А стало вот что: Эдвард помогал платить за квартиру, пока в кафе не добавилось смен, а центр дневного пребывания не прошел все круги собеседований по поводу оценки потенциальных рисков, чтобы принять меня обратно на работу. Длилось это все девять месяцев.
Только тогда я впервые задумалась о карьере Эдварда. Как ему удалось не потерять работу, когда я отказывалась ходить в школу? Как он ухитрялся успевать возить меня на все занятия в коррекционную школу и на группы и при этом следить за экземой Джо и ездить с ним к дерматологу в Ливерпуле? Как он это делал?
Я вспоминала наши ужины из слегка подгоревших рыбных палочек на сэндвичевом хлебе, с апельсинами на десерт, и подумала: какой молодец. Белок, углеводы, витамин С. Ну и пусть на следующий день мы ели то же самое. Я представила, как он сидит в машине, ждет Джо с футбольной тренировки, проверяет студенческие работы, складывая их в большую коробку на пассажирском сиденье. Или как он сидит в хлорированном тумане на зрительских рядах, пока я плаваю в бассейне, просматривает кучу заявлений от студентов и убеждает меня, что видел, как я нырнула и достала со дна черный кубик.
В то время, как другие отцы вообще едва ли занимались своими детьми, мой таскал меня по всем специалистам и встречам, следил за каждым моим приемом пищи, при этом ухитряясь заниматься работой и заботиться о моем младшем брате. А ведь я могла почаще помогать ему присматривать за Джо. Я была уже достаточно взрослой, чтобы приносить разнообразную пользу. Однако лет до семнадцати я была практически бесполезной.

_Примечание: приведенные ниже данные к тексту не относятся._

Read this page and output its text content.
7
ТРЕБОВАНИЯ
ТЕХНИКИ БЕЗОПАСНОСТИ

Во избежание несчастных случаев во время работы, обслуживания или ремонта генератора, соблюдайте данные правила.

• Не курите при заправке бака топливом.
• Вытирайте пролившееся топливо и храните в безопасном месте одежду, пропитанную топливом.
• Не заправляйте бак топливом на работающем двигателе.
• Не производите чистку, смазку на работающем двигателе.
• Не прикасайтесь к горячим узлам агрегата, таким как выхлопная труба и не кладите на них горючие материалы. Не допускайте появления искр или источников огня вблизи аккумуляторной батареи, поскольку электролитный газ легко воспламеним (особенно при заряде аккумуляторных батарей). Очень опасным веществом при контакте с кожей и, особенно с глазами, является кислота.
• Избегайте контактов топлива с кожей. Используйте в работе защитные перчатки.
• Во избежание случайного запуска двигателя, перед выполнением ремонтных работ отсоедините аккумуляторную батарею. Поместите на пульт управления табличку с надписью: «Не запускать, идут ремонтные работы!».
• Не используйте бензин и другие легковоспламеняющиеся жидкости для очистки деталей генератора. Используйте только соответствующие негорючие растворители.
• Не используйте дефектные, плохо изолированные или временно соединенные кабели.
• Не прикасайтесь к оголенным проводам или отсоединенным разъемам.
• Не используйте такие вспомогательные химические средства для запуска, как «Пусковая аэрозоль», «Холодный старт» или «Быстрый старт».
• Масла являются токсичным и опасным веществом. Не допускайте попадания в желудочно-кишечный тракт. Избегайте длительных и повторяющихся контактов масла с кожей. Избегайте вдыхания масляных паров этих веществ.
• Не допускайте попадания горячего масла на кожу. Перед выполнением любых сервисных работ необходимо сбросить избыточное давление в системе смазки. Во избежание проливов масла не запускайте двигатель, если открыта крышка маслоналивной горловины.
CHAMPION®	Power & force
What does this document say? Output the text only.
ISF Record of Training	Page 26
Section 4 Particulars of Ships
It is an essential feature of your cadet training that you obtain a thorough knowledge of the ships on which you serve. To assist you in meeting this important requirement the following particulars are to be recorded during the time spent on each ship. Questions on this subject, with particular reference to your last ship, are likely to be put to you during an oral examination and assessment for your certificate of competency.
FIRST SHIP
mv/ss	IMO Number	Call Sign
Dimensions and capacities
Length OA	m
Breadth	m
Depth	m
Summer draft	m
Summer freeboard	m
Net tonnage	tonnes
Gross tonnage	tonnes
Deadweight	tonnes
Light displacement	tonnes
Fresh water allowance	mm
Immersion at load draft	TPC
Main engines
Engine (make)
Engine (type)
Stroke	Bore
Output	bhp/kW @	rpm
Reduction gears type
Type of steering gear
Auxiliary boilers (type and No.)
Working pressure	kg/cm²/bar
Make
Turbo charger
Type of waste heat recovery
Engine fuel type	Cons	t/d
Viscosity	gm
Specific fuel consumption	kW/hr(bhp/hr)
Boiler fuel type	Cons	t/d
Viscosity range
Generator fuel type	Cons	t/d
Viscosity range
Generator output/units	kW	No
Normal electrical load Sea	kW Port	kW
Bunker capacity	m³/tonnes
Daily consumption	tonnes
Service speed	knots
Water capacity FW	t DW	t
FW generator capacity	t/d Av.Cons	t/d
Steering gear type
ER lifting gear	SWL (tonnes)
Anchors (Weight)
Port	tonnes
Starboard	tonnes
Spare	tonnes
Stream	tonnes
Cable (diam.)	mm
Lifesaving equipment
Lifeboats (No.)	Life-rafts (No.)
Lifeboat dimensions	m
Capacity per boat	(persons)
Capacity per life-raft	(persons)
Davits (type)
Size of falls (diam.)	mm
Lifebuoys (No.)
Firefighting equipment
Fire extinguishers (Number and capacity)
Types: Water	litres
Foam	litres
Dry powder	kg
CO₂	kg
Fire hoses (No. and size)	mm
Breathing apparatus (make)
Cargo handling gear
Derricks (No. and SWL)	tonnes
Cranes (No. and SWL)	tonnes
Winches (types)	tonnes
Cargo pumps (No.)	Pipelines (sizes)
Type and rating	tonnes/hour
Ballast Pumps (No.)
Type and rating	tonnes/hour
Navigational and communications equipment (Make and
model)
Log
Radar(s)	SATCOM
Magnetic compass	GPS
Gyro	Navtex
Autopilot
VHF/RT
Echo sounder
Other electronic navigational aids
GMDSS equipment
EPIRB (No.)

Не помню, чтобы он хоть раз жаловался. В основном мне помнится, как он стоял у дверей очередного кабинета и звонил на кафедру с просьбой что-то подвинуть в расписании, потому что боится опоздать из-за того, что задерживается мой терапевт.
Максимум, что я от него слышала по этому поводу, — это совет: «Делай все возможное, чтобы удержаться на своей работе. Это поможет тебе не свихнуться в итоге». В итоге. То есть в такой момент, когда у тебя уже так крыша едет, что сам не понимаешь, что делаешь. В итоге. В итоге ты будешь радоваться, что у тебя есть работа.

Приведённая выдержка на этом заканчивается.